Los sistemas que estamos construyendo son extremadamente frágiles y no sobrevivirían fuera del laboratorio, serían desplazados por otras formas de vida. Pero no se puede descartar al 100 % que cualquier tecnología sea mal utilizada mediante un uso deliberado en el futuro

Dice que pueden producir ATP [el combustible celular] con solo cuatro proteínas, frente a las cien que necesita una célula viva. ¿Por qué estas son menos eficientes?
Los sistemas vivos no están necesariamente optimizados para la máxima eficiencia. Nosotros producimos ATP de forma muy simple, pero solo a partir de una molécula, la arginina. Las células vivas lo hacen de manera mucho más compleja, no porque produzcan mejor el ATP, sino porque pueden usar gran variedad de fuentes de energía.
¿Qué aplicaciones podría tener esta tecnología en el ámbito de la salud?
En la liberación dirigida de fármacos mediante sistemas de vesículas capaces de detectar el entorno (como cambios de pH) y liberar su contenido solo donde deben hacerlo, por ejemplo, cerca de un tumor, donde el pH suele ser más bajo. Hemos trabajado en ello, aunque muchas ideas que suenan muy prometedoras sobre el papel no siempre aportan un beneficio adicional cuando se prueban en sistemas vivos.
También hay líneas de investigación en células beta para el control de la insulina y en inmunología sintética, aunque todavía en fases tempranas. La ventaja de nuestro enfoque es que no trabajamos con la “caja negra” de una célula, sino con sistemas más simples y controlables, lo que permite diseñar mejor sus funciones.

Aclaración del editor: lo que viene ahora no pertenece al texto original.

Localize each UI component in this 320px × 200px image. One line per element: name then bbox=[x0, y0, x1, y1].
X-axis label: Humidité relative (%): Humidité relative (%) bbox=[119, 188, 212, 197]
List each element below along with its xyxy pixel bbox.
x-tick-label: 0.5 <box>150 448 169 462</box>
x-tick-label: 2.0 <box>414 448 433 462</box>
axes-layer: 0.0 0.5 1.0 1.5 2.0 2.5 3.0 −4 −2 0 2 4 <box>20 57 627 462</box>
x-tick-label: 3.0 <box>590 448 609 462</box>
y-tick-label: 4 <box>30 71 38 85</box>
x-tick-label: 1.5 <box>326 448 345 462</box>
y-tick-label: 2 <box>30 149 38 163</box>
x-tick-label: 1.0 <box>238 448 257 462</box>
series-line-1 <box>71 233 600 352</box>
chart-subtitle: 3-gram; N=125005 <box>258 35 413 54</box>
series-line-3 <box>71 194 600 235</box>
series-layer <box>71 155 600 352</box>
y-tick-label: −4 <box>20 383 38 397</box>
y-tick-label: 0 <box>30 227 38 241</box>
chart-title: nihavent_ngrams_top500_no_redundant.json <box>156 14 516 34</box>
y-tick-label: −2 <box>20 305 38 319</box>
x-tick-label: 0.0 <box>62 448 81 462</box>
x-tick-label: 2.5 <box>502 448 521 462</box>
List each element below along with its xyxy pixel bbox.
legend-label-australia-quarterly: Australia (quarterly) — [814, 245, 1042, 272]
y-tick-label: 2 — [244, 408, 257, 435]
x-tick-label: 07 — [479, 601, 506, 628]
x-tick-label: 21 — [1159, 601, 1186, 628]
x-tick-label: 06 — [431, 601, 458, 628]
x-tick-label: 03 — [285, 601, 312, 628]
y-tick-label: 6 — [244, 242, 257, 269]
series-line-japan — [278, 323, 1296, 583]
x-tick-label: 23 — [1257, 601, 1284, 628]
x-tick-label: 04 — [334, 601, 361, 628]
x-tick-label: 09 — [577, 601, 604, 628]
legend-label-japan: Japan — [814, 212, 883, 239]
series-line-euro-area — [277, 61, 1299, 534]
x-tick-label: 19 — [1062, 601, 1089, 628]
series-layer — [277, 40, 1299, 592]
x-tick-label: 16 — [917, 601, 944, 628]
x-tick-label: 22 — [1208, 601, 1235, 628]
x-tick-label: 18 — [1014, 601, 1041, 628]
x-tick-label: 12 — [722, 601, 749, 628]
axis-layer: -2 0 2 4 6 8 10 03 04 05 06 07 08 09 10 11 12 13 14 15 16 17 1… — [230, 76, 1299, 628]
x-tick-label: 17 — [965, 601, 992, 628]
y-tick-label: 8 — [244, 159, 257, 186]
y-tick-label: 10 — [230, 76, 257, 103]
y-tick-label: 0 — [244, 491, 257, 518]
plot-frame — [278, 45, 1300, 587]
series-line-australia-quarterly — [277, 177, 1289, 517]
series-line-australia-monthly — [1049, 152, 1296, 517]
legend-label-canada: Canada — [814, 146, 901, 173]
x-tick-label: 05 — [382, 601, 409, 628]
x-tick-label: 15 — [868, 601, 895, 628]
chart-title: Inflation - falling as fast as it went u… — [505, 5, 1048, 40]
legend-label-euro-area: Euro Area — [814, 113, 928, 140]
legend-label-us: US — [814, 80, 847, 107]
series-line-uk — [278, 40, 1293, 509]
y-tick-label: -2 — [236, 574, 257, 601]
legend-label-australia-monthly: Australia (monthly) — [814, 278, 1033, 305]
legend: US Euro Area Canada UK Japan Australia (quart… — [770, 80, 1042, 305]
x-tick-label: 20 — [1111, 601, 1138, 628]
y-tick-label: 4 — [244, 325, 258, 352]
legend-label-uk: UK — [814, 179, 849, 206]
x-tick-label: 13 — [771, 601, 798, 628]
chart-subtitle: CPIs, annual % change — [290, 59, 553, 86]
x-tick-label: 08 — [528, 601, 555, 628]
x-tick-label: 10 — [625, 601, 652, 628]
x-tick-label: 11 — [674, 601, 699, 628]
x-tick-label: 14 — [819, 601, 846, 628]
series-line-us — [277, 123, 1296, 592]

Hay investigaciones en liberación dirigida de fármacos con vesículas sensibles al entorno, y también en células beta para el control de insulina y en inmunología sintética, aunque todavía en fases tempranas

¿Cuál es su expectativa?
Una vez que lo consigamos, las aplicaciones pueden ser enormes, pero lo más probable es que las más importantes surjan de forma accidental. Un ejemplo es la secuenciación por nanoporos [técnica de lectura genética en tiempo real]: estamos adaptando nuestro sistema de producción de energía para mejorar las lecturas largas de ADN, lo que permitiría analizar mejor regiones repetidas del genoma, implicadas en muchas enfermedades. Es una aplicación en la que no habíamos pensado inicialmente y que surgió del diálogo con otros campos. Por eso la colaboración interdisciplinar es clave: a menudo no conocemos las preguntas más relevantes fuera de nuestro propio ámbito.
¿Qué potencial tienen estas tecnologías para el clima o la energía?
Existen grupos que trabajan en la captura de CO₂ y en biocombustibles (como el butanol) con resultados prometedores a pequeña escala. El problema es la escalabilidad: para tener un impacto real en clima o energía harían falta volúmenes y costes que hoy no sabemos cómo alcanzar. A diferencia de las aplicaciones médicas, donde la escala no es tan crítica, en estos ámbitos probablemente será necesario combinar células sintéticas con química clásica para que resulte viable.

Ya se trabaja con organoides basados en células vivas, y es razonable imaginar que en el futuro se fabriquen órganos o subestructuras celulares de forma sintética

Alien, Terminator, Westworld… ¿La creación de tejidos, formas de vida complejas o humanoides sigue siendo ciencia ficción?
La creación de tejidos es un objetivo plausible. Ya se trabaja con organoides basados en células vivas, y es razonable imaginar que en el futuro se fabriquen órganos o subestructuras celulares de forma sintética.
Pero humanoides, especies vivas completas de tipo mamífero… no creo que debamos hacerlo. Tampoco sabría cómo, pero en algún momento también tenemos que saber dónde parar. Aunque, de nuevo, puede haber personas que piensen en esa dirección. En todo caso, ni siquiera estoy 100 % seguro de que vayamos a conseguir la célula que hemos prometido construir, y será una célula muy simple. Crear algo tan complejo como usted es algo muy lejano. Y, sinceramente, tampoco quiero pensar demasiado en ello.